India avoided a U.S.-style housing bust and is better positioned to pump money into the cash-starved financial system today because its much-maligned central bank was never wooed by the allure of easy money—no matter how loudly industry clamored for faster growth. When the central banks of other countries were essentially offering free money, India's realized that, as a democracy of mostly poor voters, it couldn't afford to grow at 10 percent a year if that meant skyrocketing prices for essential commodities like rice and flour. For that reason, the central bank constricted the money inflating the real-estate bubble (and prices for everything else) by raising interest rates to a peak of 12.5 percent last summer, which earned it criticism for being out of step with more aggressively growth-oriented central banks. Because of this, India has ample ground clearance to lower rates and reduce reserve requirements for banks to spur growth and avert deflation.
The private sector is in pretty solid financial shape, too. The central bank kept a close eye on both state-owned and private banks, preventing them from leveraging to perilous heights by keeping the cash reserve ratio high, limiting the use of securitizations and derivatives and essentially barring the off-balance sheet vehicles that U.S. banks used, disastrously, to hide their debt. As a result, India's banks aren't sitting on a mountain of bad loans, which makes them freer to lend to companies in need. Indian companies, cognizant of the cash crunch that burned them in the late 1990s, didn't overextend this time, either. "[One] great source of strength is India's corporate sector, who have much stronger balance sheets [than in the past]," says Chaudhuri.
One sign of that is companies that are putting their wealth to work. In December, India's Wipro Technologies purchased Citigroup's captive IT services firm Citi Technology Services for $127 million in cash, and in October, Tata Consultancy Services was able to buy Citi's business process outsourcing business, Citigroup Global Services, paying $505 million. Both moves suggest that reports of the IT sector's demise in India are greatly exaggerated.
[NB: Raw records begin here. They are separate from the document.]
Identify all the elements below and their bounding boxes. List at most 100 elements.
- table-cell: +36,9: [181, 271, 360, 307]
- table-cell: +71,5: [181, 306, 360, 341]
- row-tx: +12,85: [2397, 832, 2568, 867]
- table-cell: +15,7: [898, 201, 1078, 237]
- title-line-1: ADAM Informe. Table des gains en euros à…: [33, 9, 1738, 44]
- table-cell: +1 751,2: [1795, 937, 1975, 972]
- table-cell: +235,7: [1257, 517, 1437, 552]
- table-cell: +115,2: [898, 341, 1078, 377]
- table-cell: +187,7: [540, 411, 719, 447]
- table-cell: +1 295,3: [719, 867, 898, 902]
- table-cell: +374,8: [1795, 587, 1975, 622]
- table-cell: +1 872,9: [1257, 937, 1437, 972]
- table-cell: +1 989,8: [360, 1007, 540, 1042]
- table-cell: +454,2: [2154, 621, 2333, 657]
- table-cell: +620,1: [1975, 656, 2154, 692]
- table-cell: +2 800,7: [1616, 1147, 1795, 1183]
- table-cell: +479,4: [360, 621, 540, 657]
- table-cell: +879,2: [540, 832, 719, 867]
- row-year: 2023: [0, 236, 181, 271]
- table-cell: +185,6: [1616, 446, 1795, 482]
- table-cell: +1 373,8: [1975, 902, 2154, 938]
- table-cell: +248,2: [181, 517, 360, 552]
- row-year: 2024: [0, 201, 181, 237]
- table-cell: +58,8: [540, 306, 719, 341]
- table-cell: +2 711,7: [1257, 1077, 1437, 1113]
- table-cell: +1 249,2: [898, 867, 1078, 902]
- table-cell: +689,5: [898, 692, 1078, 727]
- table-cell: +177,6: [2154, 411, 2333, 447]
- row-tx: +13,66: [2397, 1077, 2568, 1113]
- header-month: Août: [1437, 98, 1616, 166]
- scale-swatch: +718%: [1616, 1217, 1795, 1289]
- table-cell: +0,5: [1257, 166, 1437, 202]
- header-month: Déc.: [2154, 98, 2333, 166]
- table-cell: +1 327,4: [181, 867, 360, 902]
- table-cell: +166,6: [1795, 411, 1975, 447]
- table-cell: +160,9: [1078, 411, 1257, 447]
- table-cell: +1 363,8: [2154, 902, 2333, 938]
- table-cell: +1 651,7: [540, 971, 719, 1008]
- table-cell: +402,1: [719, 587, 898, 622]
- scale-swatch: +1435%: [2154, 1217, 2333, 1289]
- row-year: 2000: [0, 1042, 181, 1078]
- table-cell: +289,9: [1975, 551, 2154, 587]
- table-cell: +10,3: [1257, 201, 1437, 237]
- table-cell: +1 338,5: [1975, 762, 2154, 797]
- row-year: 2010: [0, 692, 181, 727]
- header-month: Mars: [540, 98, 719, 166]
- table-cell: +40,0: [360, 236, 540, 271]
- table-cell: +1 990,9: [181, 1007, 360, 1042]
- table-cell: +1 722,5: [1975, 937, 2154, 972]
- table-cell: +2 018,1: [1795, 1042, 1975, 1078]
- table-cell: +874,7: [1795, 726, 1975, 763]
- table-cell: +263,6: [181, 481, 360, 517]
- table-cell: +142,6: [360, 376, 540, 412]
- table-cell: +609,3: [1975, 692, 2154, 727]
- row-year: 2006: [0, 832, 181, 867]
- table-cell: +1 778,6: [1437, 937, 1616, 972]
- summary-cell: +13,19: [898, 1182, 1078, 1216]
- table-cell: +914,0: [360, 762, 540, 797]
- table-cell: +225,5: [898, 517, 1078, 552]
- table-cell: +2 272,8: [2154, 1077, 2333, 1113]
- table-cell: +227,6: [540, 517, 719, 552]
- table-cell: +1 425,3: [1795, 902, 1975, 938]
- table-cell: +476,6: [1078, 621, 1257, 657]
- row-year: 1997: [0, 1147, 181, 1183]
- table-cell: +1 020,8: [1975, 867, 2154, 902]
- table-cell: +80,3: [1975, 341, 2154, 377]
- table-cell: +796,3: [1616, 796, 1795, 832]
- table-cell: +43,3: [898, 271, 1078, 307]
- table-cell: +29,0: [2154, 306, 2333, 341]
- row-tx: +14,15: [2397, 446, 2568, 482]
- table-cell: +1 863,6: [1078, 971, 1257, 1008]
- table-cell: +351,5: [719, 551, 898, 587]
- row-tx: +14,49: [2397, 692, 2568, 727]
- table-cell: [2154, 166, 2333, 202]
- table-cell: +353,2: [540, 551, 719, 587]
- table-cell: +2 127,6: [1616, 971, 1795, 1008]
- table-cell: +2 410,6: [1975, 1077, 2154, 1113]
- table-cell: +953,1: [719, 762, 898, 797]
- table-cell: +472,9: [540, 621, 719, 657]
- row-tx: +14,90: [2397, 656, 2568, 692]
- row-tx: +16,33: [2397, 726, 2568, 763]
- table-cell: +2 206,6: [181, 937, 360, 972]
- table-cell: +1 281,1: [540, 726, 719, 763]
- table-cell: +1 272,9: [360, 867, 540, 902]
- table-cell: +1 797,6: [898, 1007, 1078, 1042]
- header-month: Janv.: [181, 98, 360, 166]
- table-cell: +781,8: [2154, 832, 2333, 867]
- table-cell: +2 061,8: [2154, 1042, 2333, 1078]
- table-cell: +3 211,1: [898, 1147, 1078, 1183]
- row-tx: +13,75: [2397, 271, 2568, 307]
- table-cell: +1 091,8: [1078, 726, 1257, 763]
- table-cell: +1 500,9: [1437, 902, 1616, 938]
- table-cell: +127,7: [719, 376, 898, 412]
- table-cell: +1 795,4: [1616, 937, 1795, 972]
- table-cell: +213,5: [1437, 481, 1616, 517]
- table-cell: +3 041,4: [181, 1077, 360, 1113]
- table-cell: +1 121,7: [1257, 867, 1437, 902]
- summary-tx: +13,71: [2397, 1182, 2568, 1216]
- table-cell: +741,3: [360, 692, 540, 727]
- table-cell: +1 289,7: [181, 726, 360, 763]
The biggest risk to India in 2009 at this point may not be the global economy but domestic politics. Prime Minister Manmohan Singh's United Progressive Alliance will see its term expire in May, and India's election rules mean that he can no longer enact any significant policies—a measure adopted to prevent incumbents from stacking the deck with populist sops. That means as much as five months of paralysis, precisely when speedy, creative action is the order of the day. Moreover, though the nemesis of Singh's Congress party—the Bharatiya Janata Party—mostly favors similar policies, a change in government would likely result in some further slowing of infrastructure projects that are already running behind schedule. And elections in India can be tricky. In the last one, the BJP-led National Democratic Alliance lost despite racing economic growth, because poor voters rejected the BJP's campaign claims of an "India Shining."
With the light bulb flickering, Singh's Congress may face an even bigger challenge winning them over. The poor don't care how much faster than other nations India is growing, only whether their lives are better than they were five years ago.